“I’d better do that shopping for mother,” said Priscilla. “Do you want to wait here?”
“Yes, how long will you be?”
“About an hour.”
Hamish sat in the station car park and thought about the case. But after almost an hour was up, he kept glancing in his rearview mirror to see if there was any sign of Priscilla coming back.
And that was when he saw a car just leaving the car park. On the roof rack was a chair covered in transparent plastic sheeting. He was sure he recognized that chair. He started up the engine, swung the Land Rover around, and started off in pursuit.
The car in front was travelling very fast. It went around the roundabout and headed out on the A9 towards Perth. Hamish put on the siren but the car in front only seemed to go faster.
He caught up with it twenty miles out on the Perth road and signalled to the driver to halt.
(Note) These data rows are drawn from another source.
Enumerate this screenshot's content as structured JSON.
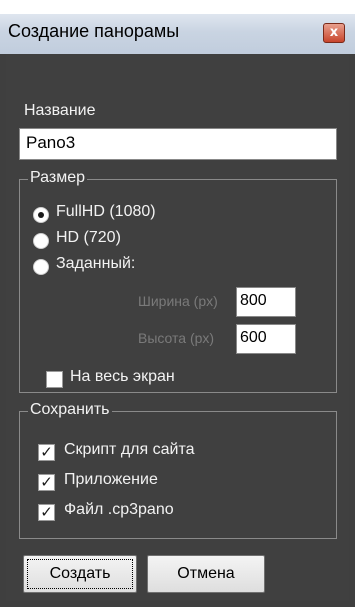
{
  "window": {
    "title": "Создание панорамы",
    "close_label": "x"
  },
  "name_field": {
    "label": "Название",
    "value": "Pano3"
  },
  "size_group": {
    "title": "Размер",
    "options": [
      {
        "label": "FullHD (1080)",
        "selected": true
      },
      {
        "label": "HD (720)",
        "selected": false
      },
      {
        "label": "Заданный:",
        "selected": false
      }
    ],
    "width_label": "Ширина (px)",
    "width_value": "800",
    "height_label": "Высота (px)",
    "height_value": "600",
    "fullscreen_label": "На весь экран",
    "fullscreen_checked": false
  },
  "save_group": {
    "title": "Сохранить",
    "options": [
      {
        "label": "Скрипт для сайта",
        "checked": true
      },
      {
        "label": "Приложение",
        "checked": true
      },
      {
        "label": "Файл .cp3pano",
        "checked": true
      }
    ]
  },
  "buttons": {
    "create": "Создать",
    "cancel": "Отмена"
  }
}
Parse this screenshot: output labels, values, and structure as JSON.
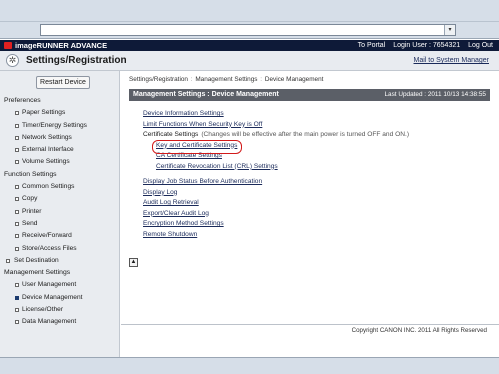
{
  "browser": {
    "address_dropdown": "▾"
  },
  "app": {
    "product": "imageRUNNER ADVANCE",
    "to_portal": "To Portal",
    "login_user": "Login User : 7654321",
    "logout": "Log Out"
  },
  "header": {
    "title": "Settings/Registration",
    "mail": "Mail to System Manager"
  },
  "sidebar": {
    "restart": "Restart Device",
    "sections": [
      {
        "label": "Preferences",
        "items": [
          "Paper Settings",
          "Timer/Energy Settings",
          "Network Settings",
          "External Interface",
          "Volume Settings"
        ]
      },
      {
        "label": "Function Settings",
        "items": [
          "Common Settings",
          "Copy",
          "Printer",
          "Send",
          "Receive/Forward",
          "Store/Access Files"
        ]
      },
      {
        "label": "Set Destination",
        "items": []
      },
      {
        "label": "Management Settings",
        "items": [
          "User Management",
          "Device Management",
          "License/Other",
          "Data Management"
        ]
      }
    ],
    "active_item": "Device Management"
  },
  "main": {
    "breadcrumb": [
      "Settings/Registration",
      "Management Settings",
      "Device Management"
    ],
    "breadcrumb_sep": ":",
    "section_title": "Management Settings : Device Management",
    "last_updated": "Last Updated : 2011 10/13 14:38:55",
    "links": [
      "Device Information Settings",
      "Limit Functions When Security Key is Off"
    ],
    "certificate_label": "Certificate Settings",
    "certificate_note": "(Changes will be effective after the main power is turned OFF and ON.)",
    "certificate_links": [
      "Key and Certificate Settings",
      "CA Certificate Settings",
      "Certificate Revocation List (CRL) Settings"
    ],
    "more_links": [
      "Display Job Status Before Authentication",
      "Display Log",
      "Audit Log Retrieval",
      "Export/Clear Audit Log",
      "Encryption Method Settings",
      "Remote Shutdown"
    ],
    "highlighted": "Key and Certificate Settings",
    "top_icon": "▲"
  },
  "footer": {
    "copyright": "Copyright CANON INC. 2011 All Rights Reserved"
  },
  "colors": {
    "app_bar": "#0e1a38",
    "section_header": "#5b5f67",
    "highlight": "#d21a1a",
    "link": "#1a2a5a"
  }
}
The driver, a small, ferrety, red-haired man rolled down the window and the reason why he had not heard the police siren became apparent as a blast of sound from his tape deck struck Hamish like a blow.
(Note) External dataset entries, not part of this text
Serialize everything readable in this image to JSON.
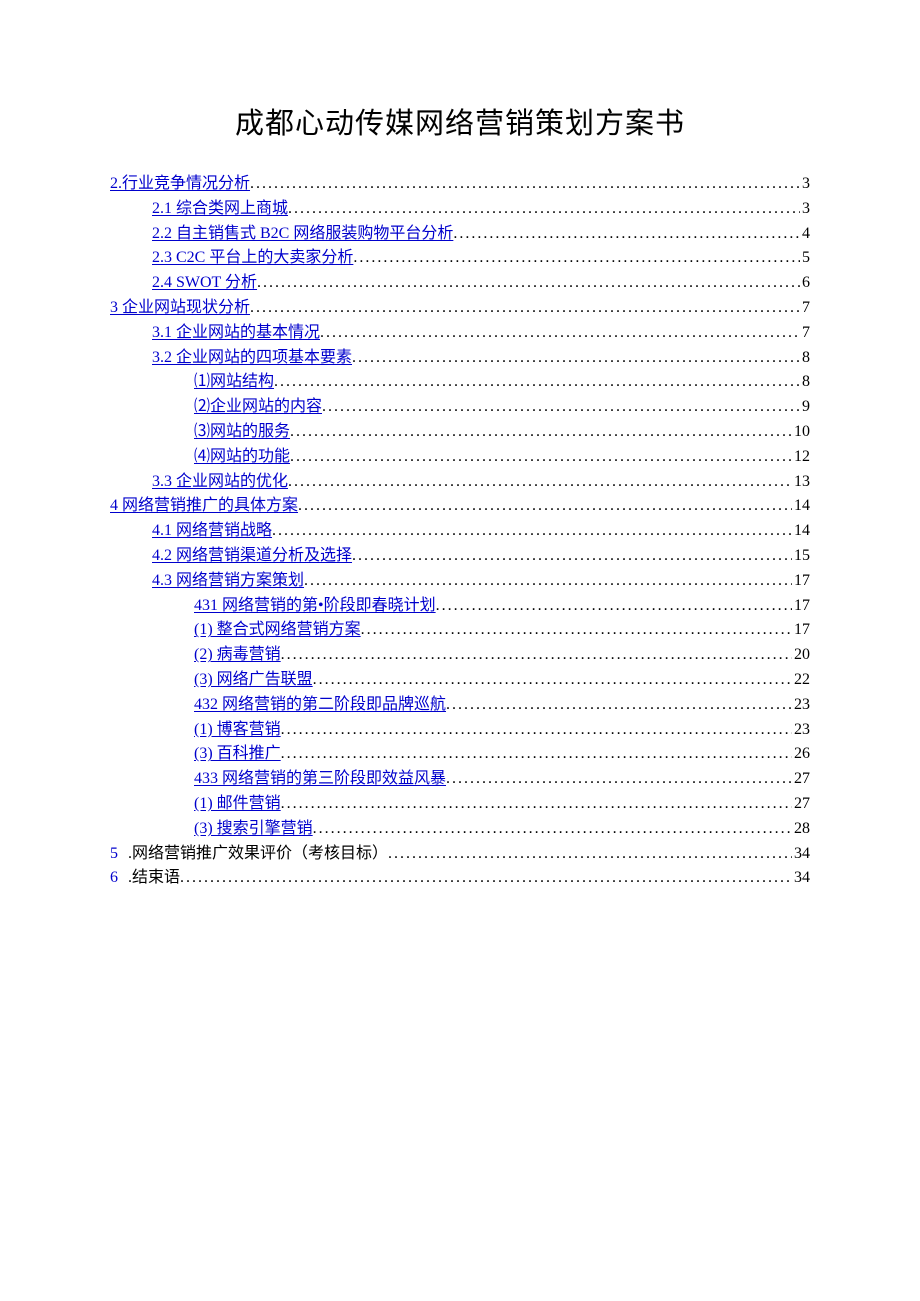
{
  "title": "成都心动传媒网络营销策划方案书",
  "toc": [
    {
      "indent": 0,
      "label": "2.行业竞争情况分析",
      "page": "3",
      "link": true
    },
    {
      "indent": 1,
      "label": "2.1 综合类网上商城",
      "page": "3",
      "link": true
    },
    {
      "indent": 1,
      "label": "2.2 自主销售式 B2C 网络服装购物平台分析",
      "page": "4",
      "link": true
    },
    {
      "indent": 1,
      "label": "2.3 C2C 平台上的大卖家分析",
      "page": "5",
      "link": true
    },
    {
      "indent": 1,
      "label": "2.4 SWOT 分析",
      "page": "6",
      "link": true
    },
    {
      "indent": 0,
      "label": "3 企业网站现状分析",
      "page": "7",
      "link": true
    },
    {
      "indent": 1,
      "label": "3.1 企业网站的基本情况",
      "page": "7",
      "link": true
    },
    {
      "indent": 1,
      "label": "3.2 企业网站的四项基本要素",
      "page": "8",
      "link": true
    },
    {
      "indent": 2,
      "label": "⑴网站结构",
      "page": "8",
      "link": true
    },
    {
      "indent": 2,
      "label": "⑵企业网站的内容",
      "page": "9",
      "link": true
    },
    {
      "indent": 2,
      "label": "⑶网站的服务",
      "page": "10",
      "link": true
    },
    {
      "indent": 2,
      "label": "⑷网站的功能",
      "page": "12",
      "link": true
    },
    {
      "indent": 1,
      "label": "3.3 企业网站的优化",
      "page": "13",
      "link": true
    },
    {
      "indent": 0,
      "label": "4 网络营销推广的具体方案",
      "page": "14",
      "link": true
    },
    {
      "indent": 1,
      "label": "4.1 网络营销战略",
      "page": "14",
      "link": true
    },
    {
      "indent": 1,
      "label": "4.2 网络营销渠道分析及选择",
      "page": "15",
      "link": true
    },
    {
      "indent": 1,
      "label": "4.3 网络营销方案策划",
      "page": "17",
      "link": true
    },
    {
      "indent": 2,
      "label": "431 网络营销的第•阶段即春晓计划",
      "page": "17",
      "link": true
    },
    {
      "indent": 3,
      "label": "(1) 整合式网络营销方案",
      "page": "17",
      "link": true
    },
    {
      "indent": 3,
      "label": "(2) 病毒营销",
      "page": "20",
      "link": true
    },
    {
      "indent": 3,
      "label": "(3) 网络广告联盟",
      "page": "22",
      "link": true
    },
    {
      "indent": 2,
      "label": "432 网络营销的第二阶段即品牌巡航",
      "page": "23",
      "link": true
    },
    {
      "indent": 3,
      "label": "(1) 博客营销",
      "page": "23",
      "link": true
    },
    {
      "indent": 3,
      "label": "(3) 百科推广",
      "page": "26",
      "link": true
    },
    {
      "indent": 2,
      "label": "433 网络营销的第三阶段即效益风暴",
      "page": "27",
      "link": true
    },
    {
      "indent": 3,
      "label": "(1) 邮件营销",
      "page": "27",
      "link": true
    },
    {
      "indent": 3,
      "label": "(3) 搜索引擎营销",
      "page": "28",
      "link": true
    },
    {
      "indent": 0,
      "numPrefix": "5",
      "label": ".网络营销推广效果评价（考核目标）",
      "page": "34",
      "link": false
    },
    {
      "indent": 0,
      "numPrefix": "6",
      "label": ".结束语",
      "page": "34",
      "link": false
    }
  ]
}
“What is it?” said the man crossly.
“You were doing over the limit for a start,” said Hamish. “Where did you get that chair?”
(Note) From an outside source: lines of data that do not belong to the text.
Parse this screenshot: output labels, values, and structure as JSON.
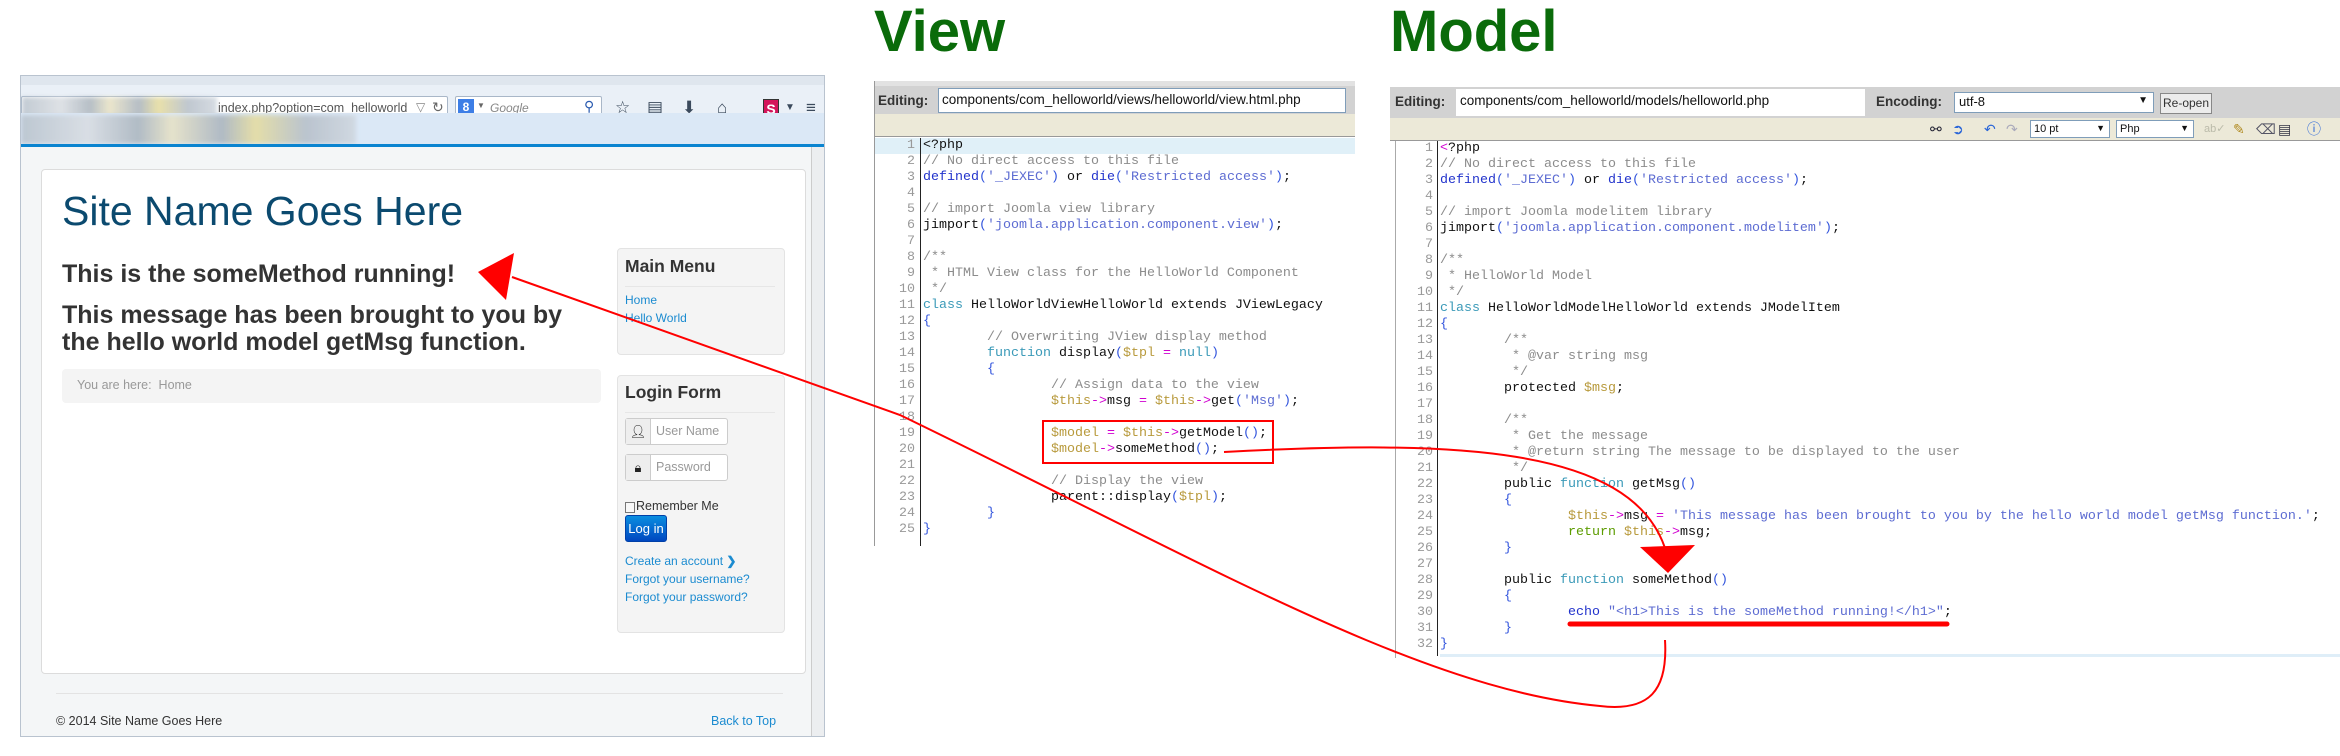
{
  "browser": {
    "url": "index.php?option=com_helloworld",
    "url_dropdown_icon": "▽",
    "reload_icon": "↻",
    "search_engine_icon": "8",
    "search_placeholder": "Google",
    "icons": [
      "star-icon",
      "clipboard-icon",
      "download-icon",
      "home-icon",
      "s-extension-icon",
      "dropdown-icon",
      "menu-icon"
    ],
    "s_label": "S"
  },
  "site": {
    "title": "Site Name Goes Here",
    "h1": "This is the someMethod running!",
    "message_line1": "This message has been brought to you by",
    "message_line2": "the hello world model getMsg function.",
    "breadcrumb": "You are here:  Home",
    "main_menu": {
      "title": "Main Menu",
      "items": [
        "Home",
        "Hello World"
      ]
    },
    "login": {
      "title": "Login Form",
      "username_placeholder": "User Name",
      "password_placeholder": "Password",
      "remember": "Remember Me",
      "button": "Log in",
      "create_account": "Create an account",
      "forgot_username": "Forgot your username?",
      "forgot_password": "Forgot your password?"
    },
    "footer": {
      "copyright": "© 2014 Site Name Goes Here",
      "back_to_top": "Back to Top"
    }
  },
  "view_panel": {
    "heading": "View",
    "editing_label": "Editing:",
    "file_path": "components/com_helloworld/views/helloworld/view.html.php",
    "lines": [
      {
        "n": 1,
        "t": [
          [
            "t",
            "<?php"
          ]
        ]
      },
      {
        "n": 2,
        "t": [
          [
            "c",
            "// No direct access to this file"
          ]
        ]
      },
      {
        "n": 3,
        "t": [
          [
            "f",
            "defined"
          ],
          [
            "p",
            "("
          ],
          [
            "s",
            "'_JEXEC'"
          ],
          [
            "p",
            ")"
          ],
          [
            "t",
            " or "
          ],
          [
            "f",
            "die"
          ],
          [
            "p",
            "("
          ],
          [
            "s",
            "'Restricted access'"
          ],
          [
            "p",
            ")"
          ],
          [
            "t",
            ";"
          ]
        ]
      },
      {
        "n": 4,
        "t": []
      },
      {
        "n": 5,
        "t": [
          [
            "c",
            "// import Joomla view library"
          ]
        ]
      },
      {
        "n": 6,
        "t": [
          [
            "t",
            "jimport"
          ],
          [
            "p",
            "("
          ],
          [
            "s",
            "'joomla.application.component.view'"
          ],
          [
            "p",
            ")"
          ],
          [
            "t",
            ";"
          ]
        ]
      },
      {
        "n": 7,
        "t": []
      },
      {
        "n": 8,
        "t": [
          [
            "c",
            "/**"
          ]
        ]
      },
      {
        "n": 9,
        "t": [
          [
            "c",
            " * HTML View class for the HelloWorld Component"
          ]
        ]
      },
      {
        "n": 10,
        "t": [
          [
            "c",
            " */"
          ]
        ]
      },
      {
        "n": 11,
        "t": [
          [
            "k",
            "class"
          ],
          [
            "t",
            " HelloWorldViewHelloWorld extends JViewLegacy"
          ]
        ]
      },
      {
        "n": 12,
        "t": [
          [
            "p",
            "{"
          ]
        ]
      },
      {
        "n": 13,
        "t": [
          [
            "c",
            "        // Overwriting JView display method"
          ]
        ]
      },
      {
        "n": 14,
        "t": [
          [
            "t",
            "        "
          ],
          [
            "k",
            "function"
          ],
          [
            "t",
            " display"
          ],
          [
            "p",
            "("
          ],
          [
            "v",
            "$tpl"
          ],
          [
            "o",
            " = "
          ],
          [
            "k",
            "null"
          ],
          [
            "p",
            ")"
          ]
        ]
      },
      {
        "n": 15,
        "t": [
          [
            "p",
            "        {"
          ]
        ]
      },
      {
        "n": 16,
        "t": [
          [
            "c",
            "                // Assign data to the view"
          ]
        ]
      },
      {
        "n": 17,
        "t": [
          [
            "t",
            "                "
          ],
          [
            "v",
            "$this"
          ],
          [
            "o",
            "->"
          ],
          [
            "t",
            "msg"
          ],
          [
            "o",
            " = "
          ],
          [
            "v",
            "$this"
          ],
          [
            "o",
            "->"
          ],
          [
            "t",
            "get"
          ],
          [
            "p",
            "("
          ],
          [
            "s",
            "'Msg'"
          ],
          [
            "p",
            ")"
          ],
          [
            "t",
            ";"
          ]
        ]
      },
      {
        "n": 18,
        "t": []
      },
      {
        "n": 19,
        "t": [
          [
            "t",
            "                "
          ],
          [
            "v",
            "$model"
          ],
          [
            "o",
            " = "
          ],
          [
            "v",
            "$this"
          ],
          [
            "o",
            "->"
          ],
          [
            "t",
            "getModel"
          ],
          [
            "p",
            "()"
          ],
          [
            "t",
            ";"
          ]
        ]
      },
      {
        "n": 20,
        "t": [
          [
            "t",
            "                "
          ],
          [
            "v",
            "$model"
          ],
          [
            "o",
            "->"
          ],
          [
            "t",
            "someMethod"
          ],
          [
            "p",
            "()"
          ],
          [
            "t",
            ";"
          ]
        ]
      },
      {
        "n": 21,
        "t": []
      },
      {
        "n": 22,
        "t": [
          [
            "c",
            "                // Display the view"
          ]
        ]
      },
      {
        "n": 23,
        "t": [
          [
            "t",
            "                parent::display"
          ],
          [
            "p",
            "("
          ],
          [
            "v",
            "$tpl"
          ],
          [
            "p",
            ")"
          ],
          [
            "t",
            ";"
          ]
        ]
      },
      {
        "n": 24,
        "t": [
          [
            "p",
            "        }"
          ]
        ]
      },
      {
        "n": 25,
        "t": [
          [
            "p",
            "}"
          ]
        ]
      }
    ]
  },
  "model_panel": {
    "heading": "Model",
    "editing_label": "Editing:",
    "file_path": "components/com_helloworld/models/helloworld.php",
    "encoding_label": "Encoding:",
    "encoding_value": "utf-8",
    "reopen_button": "Re-open",
    "font_size_value": "10 pt",
    "syntax_value": "Php",
    "toolbar_icons": [
      "find-icon",
      "goto-icon",
      "undo-icon",
      "redo-icon",
      "spellcheck-icon",
      "highlight-icon",
      "eraser-icon",
      "word-wrap-icon",
      "help-icon"
    ],
    "lines": [
      {
        "n": 1,
        "t": [
          [
            "o",
            "<"
          ],
          [
            "t",
            "?php"
          ]
        ]
      },
      {
        "n": 2,
        "t": [
          [
            "c",
            "// No direct access to this file"
          ]
        ]
      },
      {
        "n": 3,
        "t": [
          [
            "f",
            "defined"
          ],
          [
            "p",
            "("
          ],
          [
            "s",
            "'_JEXEC'"
          ],
          [
            "p",
            ")"
          ],
          [
            "t",
            " or "
          ],
          [
            "f",
            "die"
          ],
          [
            "p",
            "("
          ],
          [
            "s",
            "'Restricted access'"
          ],
          [
            "p",
            ")"
          ],
          [
            "t",
            ";"
          ]
        ]
      },
      {
        "n": 4,
        "t": []
      },
      {
        "n": 5,
        "t": [
          [
            "c",
            "// import Joomla modelitem library"
          ]
        ]
      },
      {
        "n": 6,
        "t": [
          [
            "t",
            "jimport"
          ],
          [
            "p",
            "("
          ],
          [
            "s",
            "'joomla.application.component.modelitem'"
          ],
          [
            "p",
            ")"
          ],
          [
            "t",
            ";"
          ]
        ]
      },
      {
        "n": 7,
        "t": []
      },
      {
        "n": 8,
        "t": [
          [
            "c",
            "/**"
          ]
        ]
      },
      {
        "n": 9,
        "t": [
          [
            "c",
            " * HelloWorld Model"
          ]
        ]
      },
      {
        "n": 10,
        "t": [
          [
            "c",
            " */"
          ]
        ]
      },
      {
        "n": 11,
        "t": [
          [
            "k",
            "class"
          ],
          [
            "t",
            " HelloWorldModelHelloWorld extends JModelItem"
          ]
        ]
      },
      {
        "n": 12,
        "t": [
          [
            "p",
            "{"
          ]
        ]
      },
      {
        "n": 13,
        "t": [
          [
            "c",
            "        /**"
          ]
        ]
      },
      {
        "n": 14,
        "t": [
          [
            "c",
            "         * @var string msg"
          ]
        ]
      },
      {
        "n": 15,
        "t": [
          [
            "c",
            "         */"
          ]
        ]
      },
      {
        "n": 16,
        "t": [
          [
            "t",
            "        protected "
          ],
          [
            "v",
            "$msg"
          ],
          [
            "t",
            ";"
          ]
        ]
      },
      {
        "n": 17,
        "t": []
      },
      {
        "n": 18,
        "t": [
          [
            "c",
            "        /**"
          ]
        ]
      },
      {
        "n": 19,
        "t": [
          [
            "c",
            "         * Get the message"
          ]
        ]
      },
      {
        "n": 20,
        "t": [
          [
            "c",
            "         * @return string The message to be displayed to the user"
          ]
        ]
      },
      {
        "n": 21,
        "t": [
          [
            "c",
            "         */"
          ]
        ]
      },
      {
        "n": 22,
        "t": [
          [
            "t",
            "        public "
          ],
          [
            "k",
            "function"
          ],
          [
            "t",
            " getMsg"
          ],
          [
            "p",
            "()"
          ]
        ]
      },
      {
        "n": 23,
        "t": [
          [
            "p",
            "        {"
          ]
        ]
      },
      {
        "n": 24,
        "t": [
          [
            "t",
            "                "
          ],
          [
            "v",
            "$this"
          ],
          [
            "o",
            "->"
          ],
          [
            "t",
            "msg"
          ],
          [
            "o",
            " = "
          ],
          [
            "s",
            "'This message has been brought to you by the hello world model getMsg function.'"
          ],
          [
            "t",
            ";"
          ]
        ]
      },
      {
        "n": 25,
        "t": [
          [
            "t",
            "                "
          ],
          [
            "r",
            "return "
          ],
          [
            "v",
            "$this"
          ],
          [
            "o",
            "->"
          ],
          [
            "t",
            "msg;"
          ]
        ]
      },
      {
        "n": 26,
        "t": [
          [
            "p",
            "        }"
          ]
        ]
      },
      {
        "n": 27,
        "t": []
      },
      {
        "n": 28,
        "t": [
          [
            "t",
            "        public "
          ],
          [
            "k",
            "function"
          ],
          [
            "t",
            " someMethod"
          ],
          [
            "p",
            "()"
          ]
        ]
      },
      {
        "n": 29,
        "t": [
          [
            "p",
            "        {"
          ]
        ]
      },
      {
        "n": 30,
        "t": [
          [
            "t",
            "                "
          ],
          [
            "f",
            "echo "
          ],
          [
            "s",
            "\"<h1>This is the someMethod running!</h1>\""
          ],
          [
            "t",
            ";"
          ]
        ]
      },
      {
        "n": 31,
        "t": [
          [
            "p",
            "        }"
          ]
        ]
      },
      {
        "n": 32,
        "t": [
          [
            "p",
            "}"
          ]
        ]
      }
    ]
  },
  "colors": {
    "annotation_red": "#ff0000",
    "heading_green": "#0a6b0a",
    "link_blue": "#1b8bd0",
    "site_title": "#0b4a6f"
  }
}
“At the auction rooms in Inverness. I’m a dealer.” He handed over a grimy business card.
“Get out and let’s have a look at it and I’ll maybe forget about the speeding.”
“I’ll just lift up a corner of the sheeting,” said the dealer, whose name was Henderson. “Don’t want it to get wet.”
Hamish peered under the plastic. It was the Brodies’ chair that he had last seen when Trixie had been carrying it along the road.
“How much did you pay for it?” asked Hamish.
“A hundred and fifty.”
Hamish whistled. “And where are you taking it?”
“Down to London eventually. I’ve got several more auctions to go to. Get a better price for it there. It’s a Victorian nursing chair. Good condition. Look at the bead work.”
“Do you know where it came from?”
“Auctioneer said some knocker from the north brought it in.”
“Knocker?”
“One of those women that goes around houses spotting antiques where the owners don’t know the value. Usually offers them a fiver for something worth a few hundred.”
“Or gets it for nothing,” said Hamish, half to himself. Aloud he said, “I won’t be booking you this time, Mr Henderson, but go carefully. I might be getting in touch with you.”
“It isn’t stolen, is it?” asked the dealer anxiously.
“No, but don’t sell it for another week. It may be connected with a murder.”
Hamish drove back. The rain was coming down heavier than ever. He remembered Priscilla and put his foot down on the accelerator.
She was not in the car park. He went into the station and looked around. No Priscilla. He looked at the indicator board and saw a train for the north was just leaving. He ran to the platform in time to see the back of it disappearing around the curve of the track.
So much for Brief Encounter, he thought miserably.
He drove to the auction rooms and found that Trixie had put the chair in for sale along with some other pieces of furniture and china ornaments.
“We had an auction last evening,” said the auctioneer. “I was about to send Mrs Thomas her cheque.”
“How much?”
“Nearly a thousand pounds. She could have got a lot more in London but I wasn’t about to tell her that.”
Hamish told him to hold the cheque until they found out if Trixie had left a will.
He drove through the slashing rain and winding roads until he reached the police station at Lochdubh.
He phoned Tommel Castle and asked for Priscilla without remembering to disguise his voice.
“Miss Halburton-Smythe is not here,” said Jenkins.
Hamish wondered whether she was still waiting in Inverness.
He phoned the castle again and, disguising his voice, stated he was John Burlington. This time Priscilla answered the phone.
“Oh, it’s you, Hamish,” she said in a flat voice.
“I’m awfully sorry, Priscilla,” said Hamish. He told her about the chair.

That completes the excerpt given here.